小樽ゆかりの文学者・伊藤整と関わりのある建物「旧衣斐質店」【追記あり】
静屋通りとアーケードの都通りに間の細い静かな通りに、とっても気になる木造の建物があります。
これは「旧衣斐(いび)質店」の建物で、ここは小樽ゆかりの文学者・伊藤整ととても関わりのある建物とのことなんです。
※写真は3月5日撮影で、まだ結構雪が残っていました。
場所は、電気館ビルの裏手、人気のホルモン焼き屋「春香園」のある通りと言えば、分かる方も多いでしょうか。
実は、旧衣斐質店の建物自体はその味わい深さから、随分前から気にはなっていたのですが、伊藤整ゆかりの建物とは、昨年まで全く知りませんでした。
それを知るきっかけになったのが、その伊藤整の詩集「雪明りの路」にちなんで名前がつけられた、小樽の冬の風物詩ともいえるイベント「小樽雪あかりの路」なんです。
昨年、この旧衣斐質店の前で、小樽雪あかりの路の開催に合わせて、ロウソクが灯されたのですが、その際に、ここには伊藤整の親友、川崎昇という人が下宿していて、伊藤整が頻繁にここに来ていたということを知りました。
ちなみに今年もここでロウソクが灯され、その様子はこちらの記事で紹介してます。
→伊藤整ゆかりの旧衣斐質店前の雪あかりの路/「小樽雪あかりの路18」番外編:
今回、明るい時間に改めて見に行くと、玄関横に、いつの間にか伊藤整と建物についての解説文が貼ってありました。
以下、写真の解説文の書き起こしです。
大正15年 伊藤整は初めての詩集を出すにあたり「生涯の親友」川崎昇にその書名を相談し、川崎の意見を入れて「雪明りの路」としました。
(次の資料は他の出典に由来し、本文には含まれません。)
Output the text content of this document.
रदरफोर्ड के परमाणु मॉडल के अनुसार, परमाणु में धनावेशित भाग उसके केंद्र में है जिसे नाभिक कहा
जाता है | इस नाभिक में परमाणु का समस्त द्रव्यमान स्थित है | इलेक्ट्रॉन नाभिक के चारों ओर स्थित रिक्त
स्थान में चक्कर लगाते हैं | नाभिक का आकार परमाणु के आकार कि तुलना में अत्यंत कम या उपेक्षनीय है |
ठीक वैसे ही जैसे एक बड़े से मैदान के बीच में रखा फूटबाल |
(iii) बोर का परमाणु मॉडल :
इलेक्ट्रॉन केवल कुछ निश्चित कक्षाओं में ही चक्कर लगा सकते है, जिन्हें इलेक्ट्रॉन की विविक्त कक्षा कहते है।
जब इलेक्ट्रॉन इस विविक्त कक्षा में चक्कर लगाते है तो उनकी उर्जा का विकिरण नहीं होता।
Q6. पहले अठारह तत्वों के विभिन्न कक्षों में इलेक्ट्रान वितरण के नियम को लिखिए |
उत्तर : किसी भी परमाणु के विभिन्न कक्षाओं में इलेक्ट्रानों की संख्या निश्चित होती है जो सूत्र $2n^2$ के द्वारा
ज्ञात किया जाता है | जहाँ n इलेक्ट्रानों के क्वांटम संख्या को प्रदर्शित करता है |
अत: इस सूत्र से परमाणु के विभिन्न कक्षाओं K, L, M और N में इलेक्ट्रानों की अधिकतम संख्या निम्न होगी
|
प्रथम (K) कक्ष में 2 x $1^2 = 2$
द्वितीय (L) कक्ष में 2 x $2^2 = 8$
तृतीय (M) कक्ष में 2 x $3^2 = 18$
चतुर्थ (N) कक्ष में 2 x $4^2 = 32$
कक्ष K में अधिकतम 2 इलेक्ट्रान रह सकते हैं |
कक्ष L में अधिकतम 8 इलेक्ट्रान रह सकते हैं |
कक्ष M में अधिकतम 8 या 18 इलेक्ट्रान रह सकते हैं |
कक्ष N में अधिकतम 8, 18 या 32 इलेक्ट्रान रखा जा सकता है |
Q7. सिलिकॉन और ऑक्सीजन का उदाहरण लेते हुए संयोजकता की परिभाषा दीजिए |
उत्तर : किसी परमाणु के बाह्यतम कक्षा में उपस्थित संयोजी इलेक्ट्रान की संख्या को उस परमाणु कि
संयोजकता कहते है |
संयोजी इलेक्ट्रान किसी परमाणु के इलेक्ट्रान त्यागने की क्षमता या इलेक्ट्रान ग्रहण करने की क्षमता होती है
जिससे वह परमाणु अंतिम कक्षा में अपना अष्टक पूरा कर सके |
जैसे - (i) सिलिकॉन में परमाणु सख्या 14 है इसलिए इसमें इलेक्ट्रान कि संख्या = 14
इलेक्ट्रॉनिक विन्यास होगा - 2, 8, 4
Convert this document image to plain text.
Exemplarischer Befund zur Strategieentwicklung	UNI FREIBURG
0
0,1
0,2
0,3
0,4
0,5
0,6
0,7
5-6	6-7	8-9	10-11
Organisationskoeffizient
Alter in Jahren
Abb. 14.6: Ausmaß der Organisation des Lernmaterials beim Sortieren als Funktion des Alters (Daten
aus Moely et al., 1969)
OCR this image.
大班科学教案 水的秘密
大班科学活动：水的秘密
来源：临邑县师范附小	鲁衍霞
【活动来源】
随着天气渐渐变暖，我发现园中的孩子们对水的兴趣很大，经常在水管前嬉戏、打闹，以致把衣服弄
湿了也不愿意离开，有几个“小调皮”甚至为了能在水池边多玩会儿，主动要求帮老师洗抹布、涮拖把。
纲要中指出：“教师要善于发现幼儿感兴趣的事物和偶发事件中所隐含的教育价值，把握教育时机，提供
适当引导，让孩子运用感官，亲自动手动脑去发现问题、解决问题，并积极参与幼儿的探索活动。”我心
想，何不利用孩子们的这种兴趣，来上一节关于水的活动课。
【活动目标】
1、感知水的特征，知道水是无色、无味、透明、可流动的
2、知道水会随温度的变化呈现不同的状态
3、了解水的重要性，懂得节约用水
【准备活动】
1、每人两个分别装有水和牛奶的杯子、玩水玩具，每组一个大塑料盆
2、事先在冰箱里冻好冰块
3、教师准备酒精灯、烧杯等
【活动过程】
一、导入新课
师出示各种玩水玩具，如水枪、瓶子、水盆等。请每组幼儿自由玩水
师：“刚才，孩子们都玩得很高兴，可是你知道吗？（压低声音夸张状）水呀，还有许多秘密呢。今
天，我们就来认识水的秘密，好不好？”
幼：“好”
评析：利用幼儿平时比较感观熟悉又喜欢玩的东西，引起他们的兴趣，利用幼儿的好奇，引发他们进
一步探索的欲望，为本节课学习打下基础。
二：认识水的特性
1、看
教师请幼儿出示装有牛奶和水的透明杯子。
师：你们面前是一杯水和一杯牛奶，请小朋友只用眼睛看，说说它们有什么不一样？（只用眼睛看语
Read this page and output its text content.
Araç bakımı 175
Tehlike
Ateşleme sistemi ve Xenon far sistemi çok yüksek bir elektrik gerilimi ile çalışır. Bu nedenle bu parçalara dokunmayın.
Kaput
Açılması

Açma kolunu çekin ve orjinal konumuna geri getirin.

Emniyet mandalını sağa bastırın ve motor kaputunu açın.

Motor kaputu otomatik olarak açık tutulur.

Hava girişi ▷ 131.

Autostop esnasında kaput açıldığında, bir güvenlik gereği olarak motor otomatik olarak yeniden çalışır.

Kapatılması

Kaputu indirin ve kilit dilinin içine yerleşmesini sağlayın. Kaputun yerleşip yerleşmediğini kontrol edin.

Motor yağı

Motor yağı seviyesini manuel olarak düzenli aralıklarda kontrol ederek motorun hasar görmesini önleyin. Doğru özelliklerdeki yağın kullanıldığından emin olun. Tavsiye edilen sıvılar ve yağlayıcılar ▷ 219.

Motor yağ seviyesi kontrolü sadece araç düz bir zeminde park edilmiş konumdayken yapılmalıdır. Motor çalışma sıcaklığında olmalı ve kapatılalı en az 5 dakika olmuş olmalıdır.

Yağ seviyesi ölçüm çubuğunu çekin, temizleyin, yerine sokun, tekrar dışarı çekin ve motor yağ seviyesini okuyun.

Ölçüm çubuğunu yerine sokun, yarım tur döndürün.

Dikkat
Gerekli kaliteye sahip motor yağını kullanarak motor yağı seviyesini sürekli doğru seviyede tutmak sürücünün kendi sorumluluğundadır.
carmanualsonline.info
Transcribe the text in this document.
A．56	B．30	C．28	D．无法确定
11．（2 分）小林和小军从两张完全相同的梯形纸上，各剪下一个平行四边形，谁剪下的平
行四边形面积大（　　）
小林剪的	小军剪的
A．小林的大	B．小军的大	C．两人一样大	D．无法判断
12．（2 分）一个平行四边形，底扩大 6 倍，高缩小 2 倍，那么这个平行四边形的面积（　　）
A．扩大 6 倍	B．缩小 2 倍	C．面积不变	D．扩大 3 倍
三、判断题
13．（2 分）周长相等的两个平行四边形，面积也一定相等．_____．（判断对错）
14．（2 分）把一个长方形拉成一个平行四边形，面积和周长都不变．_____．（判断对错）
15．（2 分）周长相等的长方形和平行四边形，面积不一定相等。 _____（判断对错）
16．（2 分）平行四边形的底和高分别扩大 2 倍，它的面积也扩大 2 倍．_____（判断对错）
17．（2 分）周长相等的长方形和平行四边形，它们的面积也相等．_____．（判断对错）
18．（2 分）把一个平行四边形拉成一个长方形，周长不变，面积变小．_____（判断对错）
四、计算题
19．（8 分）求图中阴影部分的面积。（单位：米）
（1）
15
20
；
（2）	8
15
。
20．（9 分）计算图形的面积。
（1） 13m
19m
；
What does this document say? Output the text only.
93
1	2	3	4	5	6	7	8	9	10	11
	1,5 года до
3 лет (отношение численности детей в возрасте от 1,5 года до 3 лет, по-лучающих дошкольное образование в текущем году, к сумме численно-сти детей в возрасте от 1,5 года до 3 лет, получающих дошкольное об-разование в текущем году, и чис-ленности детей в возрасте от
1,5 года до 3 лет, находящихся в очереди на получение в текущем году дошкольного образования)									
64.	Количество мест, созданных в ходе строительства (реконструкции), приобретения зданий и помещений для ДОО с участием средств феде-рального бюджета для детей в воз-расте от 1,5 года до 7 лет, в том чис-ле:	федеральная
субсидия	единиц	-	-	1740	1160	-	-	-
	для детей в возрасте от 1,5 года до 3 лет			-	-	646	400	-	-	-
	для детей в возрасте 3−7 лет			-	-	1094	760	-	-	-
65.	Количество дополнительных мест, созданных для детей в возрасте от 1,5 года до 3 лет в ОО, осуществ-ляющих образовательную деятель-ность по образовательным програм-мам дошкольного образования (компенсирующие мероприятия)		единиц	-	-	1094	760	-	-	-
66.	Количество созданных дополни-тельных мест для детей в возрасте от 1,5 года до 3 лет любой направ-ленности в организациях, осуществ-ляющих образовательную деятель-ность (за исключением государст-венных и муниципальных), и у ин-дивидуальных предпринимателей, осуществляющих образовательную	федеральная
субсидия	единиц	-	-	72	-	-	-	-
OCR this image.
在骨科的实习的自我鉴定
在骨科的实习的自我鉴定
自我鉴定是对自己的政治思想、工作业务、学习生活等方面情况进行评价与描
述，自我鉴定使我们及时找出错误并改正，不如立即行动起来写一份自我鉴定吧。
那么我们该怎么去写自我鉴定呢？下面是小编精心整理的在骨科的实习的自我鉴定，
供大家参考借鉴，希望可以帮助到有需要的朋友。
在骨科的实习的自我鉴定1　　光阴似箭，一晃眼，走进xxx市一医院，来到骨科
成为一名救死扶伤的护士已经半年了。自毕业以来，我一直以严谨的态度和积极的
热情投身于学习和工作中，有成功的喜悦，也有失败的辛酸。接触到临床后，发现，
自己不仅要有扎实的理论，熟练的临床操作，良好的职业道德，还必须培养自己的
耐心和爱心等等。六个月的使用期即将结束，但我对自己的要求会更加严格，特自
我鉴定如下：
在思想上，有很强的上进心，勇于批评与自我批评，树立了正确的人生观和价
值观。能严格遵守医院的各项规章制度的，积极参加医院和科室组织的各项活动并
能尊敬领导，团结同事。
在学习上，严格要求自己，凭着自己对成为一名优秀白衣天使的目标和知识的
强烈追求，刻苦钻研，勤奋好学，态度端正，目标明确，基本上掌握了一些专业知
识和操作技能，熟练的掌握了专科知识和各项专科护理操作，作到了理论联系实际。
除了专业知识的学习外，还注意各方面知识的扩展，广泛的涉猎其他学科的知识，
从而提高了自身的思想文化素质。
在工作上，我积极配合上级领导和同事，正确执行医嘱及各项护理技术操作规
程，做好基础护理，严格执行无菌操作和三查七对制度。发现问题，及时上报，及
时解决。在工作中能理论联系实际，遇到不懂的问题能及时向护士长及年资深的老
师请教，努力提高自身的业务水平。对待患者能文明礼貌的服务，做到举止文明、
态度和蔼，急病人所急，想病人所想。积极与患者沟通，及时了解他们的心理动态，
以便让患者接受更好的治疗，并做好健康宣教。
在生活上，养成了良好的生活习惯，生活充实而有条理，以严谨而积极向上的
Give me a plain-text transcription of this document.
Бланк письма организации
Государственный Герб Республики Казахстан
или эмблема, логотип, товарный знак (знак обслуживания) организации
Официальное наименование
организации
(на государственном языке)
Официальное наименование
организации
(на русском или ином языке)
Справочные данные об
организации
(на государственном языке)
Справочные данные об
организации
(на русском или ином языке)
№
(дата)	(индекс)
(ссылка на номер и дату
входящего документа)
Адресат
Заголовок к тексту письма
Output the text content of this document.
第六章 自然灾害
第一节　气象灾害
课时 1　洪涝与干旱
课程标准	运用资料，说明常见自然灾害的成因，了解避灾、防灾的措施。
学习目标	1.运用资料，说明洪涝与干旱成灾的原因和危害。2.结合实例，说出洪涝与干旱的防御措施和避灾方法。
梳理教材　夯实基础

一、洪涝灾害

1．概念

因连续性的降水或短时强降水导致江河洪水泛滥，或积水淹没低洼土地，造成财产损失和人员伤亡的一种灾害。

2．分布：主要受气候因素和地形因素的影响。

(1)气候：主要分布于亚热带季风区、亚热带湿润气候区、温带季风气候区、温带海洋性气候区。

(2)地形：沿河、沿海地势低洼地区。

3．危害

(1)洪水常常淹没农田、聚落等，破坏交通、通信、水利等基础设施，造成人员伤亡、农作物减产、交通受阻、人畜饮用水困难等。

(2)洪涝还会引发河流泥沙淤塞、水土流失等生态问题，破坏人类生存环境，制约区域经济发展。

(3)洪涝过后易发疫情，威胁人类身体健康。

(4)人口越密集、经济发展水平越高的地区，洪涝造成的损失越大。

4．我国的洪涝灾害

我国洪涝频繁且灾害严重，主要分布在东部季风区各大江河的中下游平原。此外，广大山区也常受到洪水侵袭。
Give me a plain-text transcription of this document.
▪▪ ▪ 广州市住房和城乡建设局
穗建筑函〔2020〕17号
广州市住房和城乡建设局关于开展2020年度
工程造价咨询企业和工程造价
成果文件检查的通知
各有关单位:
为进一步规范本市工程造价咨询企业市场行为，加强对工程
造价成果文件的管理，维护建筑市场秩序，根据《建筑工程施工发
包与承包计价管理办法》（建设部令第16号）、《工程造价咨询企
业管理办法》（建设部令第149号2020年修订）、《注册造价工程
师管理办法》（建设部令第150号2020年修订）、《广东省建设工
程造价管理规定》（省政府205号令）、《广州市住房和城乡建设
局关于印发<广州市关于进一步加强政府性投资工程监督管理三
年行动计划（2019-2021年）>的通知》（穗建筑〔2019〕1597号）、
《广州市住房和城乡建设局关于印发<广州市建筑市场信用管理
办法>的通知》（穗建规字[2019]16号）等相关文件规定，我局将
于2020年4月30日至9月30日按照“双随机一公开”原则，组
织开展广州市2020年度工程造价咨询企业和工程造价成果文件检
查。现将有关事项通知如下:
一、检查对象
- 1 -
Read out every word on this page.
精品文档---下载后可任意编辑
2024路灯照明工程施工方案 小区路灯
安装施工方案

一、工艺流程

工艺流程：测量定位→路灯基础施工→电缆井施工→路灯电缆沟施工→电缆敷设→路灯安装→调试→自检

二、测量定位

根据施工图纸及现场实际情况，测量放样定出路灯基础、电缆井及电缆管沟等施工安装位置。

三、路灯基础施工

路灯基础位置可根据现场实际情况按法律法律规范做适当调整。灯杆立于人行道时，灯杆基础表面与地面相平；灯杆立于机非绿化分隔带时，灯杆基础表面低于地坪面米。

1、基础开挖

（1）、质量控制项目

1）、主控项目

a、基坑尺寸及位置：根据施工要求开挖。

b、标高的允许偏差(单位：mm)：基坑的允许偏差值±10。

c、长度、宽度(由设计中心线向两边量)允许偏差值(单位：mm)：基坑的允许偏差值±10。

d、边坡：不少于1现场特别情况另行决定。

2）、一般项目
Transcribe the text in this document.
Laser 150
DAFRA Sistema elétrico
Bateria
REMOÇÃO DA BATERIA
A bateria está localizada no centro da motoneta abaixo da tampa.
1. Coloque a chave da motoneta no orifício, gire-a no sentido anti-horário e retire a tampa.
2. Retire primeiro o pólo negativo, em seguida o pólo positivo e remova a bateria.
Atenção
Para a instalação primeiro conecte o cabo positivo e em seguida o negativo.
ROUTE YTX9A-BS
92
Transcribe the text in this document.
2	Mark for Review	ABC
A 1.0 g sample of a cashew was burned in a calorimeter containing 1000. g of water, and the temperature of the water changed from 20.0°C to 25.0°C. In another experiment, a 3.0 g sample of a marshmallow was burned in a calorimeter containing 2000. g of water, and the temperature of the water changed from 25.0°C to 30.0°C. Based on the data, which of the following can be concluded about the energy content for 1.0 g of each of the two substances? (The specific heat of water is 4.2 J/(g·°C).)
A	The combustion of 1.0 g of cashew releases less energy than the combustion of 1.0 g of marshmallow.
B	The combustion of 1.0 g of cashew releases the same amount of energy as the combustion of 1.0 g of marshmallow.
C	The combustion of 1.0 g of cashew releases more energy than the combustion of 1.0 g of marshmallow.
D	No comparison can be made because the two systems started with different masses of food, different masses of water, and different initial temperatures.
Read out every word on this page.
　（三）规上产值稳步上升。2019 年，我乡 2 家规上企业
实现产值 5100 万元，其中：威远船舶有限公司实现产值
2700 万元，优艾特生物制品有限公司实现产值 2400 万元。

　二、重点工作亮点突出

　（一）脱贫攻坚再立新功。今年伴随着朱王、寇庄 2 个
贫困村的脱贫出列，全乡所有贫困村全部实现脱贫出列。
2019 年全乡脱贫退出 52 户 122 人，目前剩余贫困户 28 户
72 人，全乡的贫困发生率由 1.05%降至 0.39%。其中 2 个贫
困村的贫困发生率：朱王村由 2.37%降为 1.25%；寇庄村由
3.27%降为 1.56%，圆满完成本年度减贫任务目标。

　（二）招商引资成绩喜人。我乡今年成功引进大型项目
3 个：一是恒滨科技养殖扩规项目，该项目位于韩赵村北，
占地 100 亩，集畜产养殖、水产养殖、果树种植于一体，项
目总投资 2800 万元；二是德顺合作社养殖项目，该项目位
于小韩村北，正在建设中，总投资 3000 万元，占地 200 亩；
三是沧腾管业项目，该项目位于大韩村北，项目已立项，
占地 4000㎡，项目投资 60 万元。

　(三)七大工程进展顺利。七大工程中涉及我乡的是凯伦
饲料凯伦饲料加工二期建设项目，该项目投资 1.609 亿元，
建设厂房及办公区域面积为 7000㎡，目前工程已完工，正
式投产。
その3年前の大正12年初夏、伊藤整が川崎昇と雑誌「青空」の復刊費用を捻出するため花園公園通りで「花と高商石鹸」を売る夜店を出した時に拠点としたのがこの「衣斐質店」です。二階の四畳半で金勘定する場面が自伝的小説「若い詩人の肖像」に描かれています。
ということで、この建物にそんな歴史的背景があったんですね。
それにしても、街中に今も何気にそういう建物が存在しているというのは、何だか小樽らしいかもしれませんね。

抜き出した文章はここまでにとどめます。